Effective Context Engineering for AI Agents
Dave Ebbelaar explains why agents fail not from bad instructions but from poor context management. In short, context engineering is king. He offers practical strategies for structuring workflows and managing the context window as a limited resource rather than a magic bucket.
📰 3 Curated Reads
Rubric-Based Rewards for RL
Cameron Wolfe explains that while RL has excelled in domains with clear answers like math and code, Rubric-Based RL uses LLMs as judges with strict rubrics to provide reward signals in subjective domains. This bridges the gap that could allow training reasoning models for writing, creativity, and strategy rather than just problems with verifiable solutions.

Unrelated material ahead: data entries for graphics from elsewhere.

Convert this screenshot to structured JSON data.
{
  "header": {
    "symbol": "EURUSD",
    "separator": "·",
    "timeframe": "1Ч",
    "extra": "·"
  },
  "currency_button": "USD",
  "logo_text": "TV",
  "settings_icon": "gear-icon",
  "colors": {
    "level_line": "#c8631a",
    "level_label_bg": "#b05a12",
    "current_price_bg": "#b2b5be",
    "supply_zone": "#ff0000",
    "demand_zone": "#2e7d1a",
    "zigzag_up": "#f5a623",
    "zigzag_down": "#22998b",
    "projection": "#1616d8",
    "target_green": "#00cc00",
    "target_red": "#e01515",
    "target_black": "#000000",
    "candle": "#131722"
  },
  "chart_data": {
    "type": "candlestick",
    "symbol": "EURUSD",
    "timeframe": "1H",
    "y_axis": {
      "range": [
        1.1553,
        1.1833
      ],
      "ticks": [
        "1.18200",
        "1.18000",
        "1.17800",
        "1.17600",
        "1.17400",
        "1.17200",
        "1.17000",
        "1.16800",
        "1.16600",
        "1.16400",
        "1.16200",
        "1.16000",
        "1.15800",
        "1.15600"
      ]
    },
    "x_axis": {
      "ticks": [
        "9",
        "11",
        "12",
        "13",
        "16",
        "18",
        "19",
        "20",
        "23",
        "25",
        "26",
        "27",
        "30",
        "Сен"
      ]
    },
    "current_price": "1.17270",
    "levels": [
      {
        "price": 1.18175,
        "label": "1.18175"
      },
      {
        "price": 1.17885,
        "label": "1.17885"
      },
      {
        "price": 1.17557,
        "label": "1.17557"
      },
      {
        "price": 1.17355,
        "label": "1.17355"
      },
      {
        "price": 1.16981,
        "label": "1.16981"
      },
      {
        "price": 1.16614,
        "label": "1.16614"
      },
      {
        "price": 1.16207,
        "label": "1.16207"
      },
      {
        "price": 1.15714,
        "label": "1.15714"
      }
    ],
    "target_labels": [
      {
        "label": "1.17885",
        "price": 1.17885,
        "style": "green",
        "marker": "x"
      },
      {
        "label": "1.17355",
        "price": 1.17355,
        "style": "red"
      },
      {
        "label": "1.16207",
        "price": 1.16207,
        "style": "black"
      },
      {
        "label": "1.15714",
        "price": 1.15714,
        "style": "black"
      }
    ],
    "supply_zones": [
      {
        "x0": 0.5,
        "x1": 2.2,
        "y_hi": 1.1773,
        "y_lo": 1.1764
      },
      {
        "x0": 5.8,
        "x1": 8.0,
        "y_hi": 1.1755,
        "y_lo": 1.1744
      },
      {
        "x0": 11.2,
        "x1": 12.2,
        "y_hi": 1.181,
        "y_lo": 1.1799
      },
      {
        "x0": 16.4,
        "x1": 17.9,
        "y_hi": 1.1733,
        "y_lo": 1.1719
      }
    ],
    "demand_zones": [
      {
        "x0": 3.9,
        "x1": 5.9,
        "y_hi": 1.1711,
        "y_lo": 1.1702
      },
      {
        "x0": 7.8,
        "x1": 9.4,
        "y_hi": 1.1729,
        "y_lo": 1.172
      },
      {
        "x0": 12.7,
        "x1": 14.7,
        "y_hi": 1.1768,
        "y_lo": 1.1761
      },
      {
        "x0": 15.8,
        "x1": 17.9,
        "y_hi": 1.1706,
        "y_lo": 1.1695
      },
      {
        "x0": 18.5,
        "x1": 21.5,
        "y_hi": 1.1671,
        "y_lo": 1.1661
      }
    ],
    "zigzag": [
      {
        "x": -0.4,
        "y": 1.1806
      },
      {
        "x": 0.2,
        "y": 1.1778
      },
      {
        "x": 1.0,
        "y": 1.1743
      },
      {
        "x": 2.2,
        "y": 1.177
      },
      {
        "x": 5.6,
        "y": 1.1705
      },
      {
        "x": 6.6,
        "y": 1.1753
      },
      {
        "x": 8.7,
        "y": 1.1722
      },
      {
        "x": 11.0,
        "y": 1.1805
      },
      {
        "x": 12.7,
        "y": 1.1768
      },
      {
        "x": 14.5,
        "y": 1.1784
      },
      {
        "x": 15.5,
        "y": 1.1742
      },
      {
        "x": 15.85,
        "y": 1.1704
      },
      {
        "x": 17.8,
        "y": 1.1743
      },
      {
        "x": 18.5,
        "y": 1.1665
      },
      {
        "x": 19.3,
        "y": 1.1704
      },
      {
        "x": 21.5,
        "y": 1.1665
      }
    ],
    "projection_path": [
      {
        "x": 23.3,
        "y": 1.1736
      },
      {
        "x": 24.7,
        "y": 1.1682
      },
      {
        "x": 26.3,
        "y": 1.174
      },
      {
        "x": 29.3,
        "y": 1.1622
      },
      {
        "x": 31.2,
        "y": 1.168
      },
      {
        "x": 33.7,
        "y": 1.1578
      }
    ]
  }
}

Recursive Language Models: To the Rescue
What if an LLM could call itself like a function? Recursive Language Models decompose complex prompts and recursively generate their own context. This architectural shift treats models less like text predictors and more like computer programs with call stacks, handling complexity through recursion rather than scale.
Taste for Makers
https://paulgraham.com/taste.html
Paul Graham breaks down the universal principles of good design across disciplines like math, coding, and architecture. For anyone building AI products today, treating “quality” as an objective, engineerable standard rather than a vague feeling is a massive competitive advantage.
🛠 2 Tools & Repos
Reasoning from Scratch (Chapter 7 Code)
https://github.com/rasbt/reasoning-from-scratch/blob/main/ch07/01_main-chapter-code/ch07_main.ipynb
Sebastian Raschka’s notebook implements Reinforcement Learning with Group Relative Policy Optimization (GRPO) from scratch. If you want to understand how models like DeepSeek-R1 work under the hood, this walks through the actual mechanics rather than hiding behind abstractions. Essential for anyone implementing reasoning capabilities.
LLM Course Roadmap
https://github.com/mlabonne/llm-course
Maxime Labonne’s repository remains the gold standard for self-learning. This curated roadmap takes you from fundamentals to fine-tuning your own models, recently updated with sections on agentic workflows and evaluation. The curriculum balances theoretical explanations with practical notebooks and hands-on projects mirroring real-world applications.
🎓 1 Pick of the Week
microGPT
https://karpathy.github.io/2026/02/12/microgpt/
Andrej Karpathy stripped GPT to its absolute core: 243 lines of pure Python with zero dependencies. No PyTorch, no NumPy, no frameworks. Just the full algorithmic content needed for training and inference: dataset handling, tokenizer, autograd engine, GPT-2-like architecture, Adam optimizer, training loop, and inference loop. The code fits perfectly across three columns and represents a decade-long obsession to simplify LLMs to bare essentials. Run it from a single file, understand every mathematical operation, see exactly how attention works without abstraction layers hiding the mechanics. For anyone who wants to truly understand transformers rather than just use them, this is the definitive resource.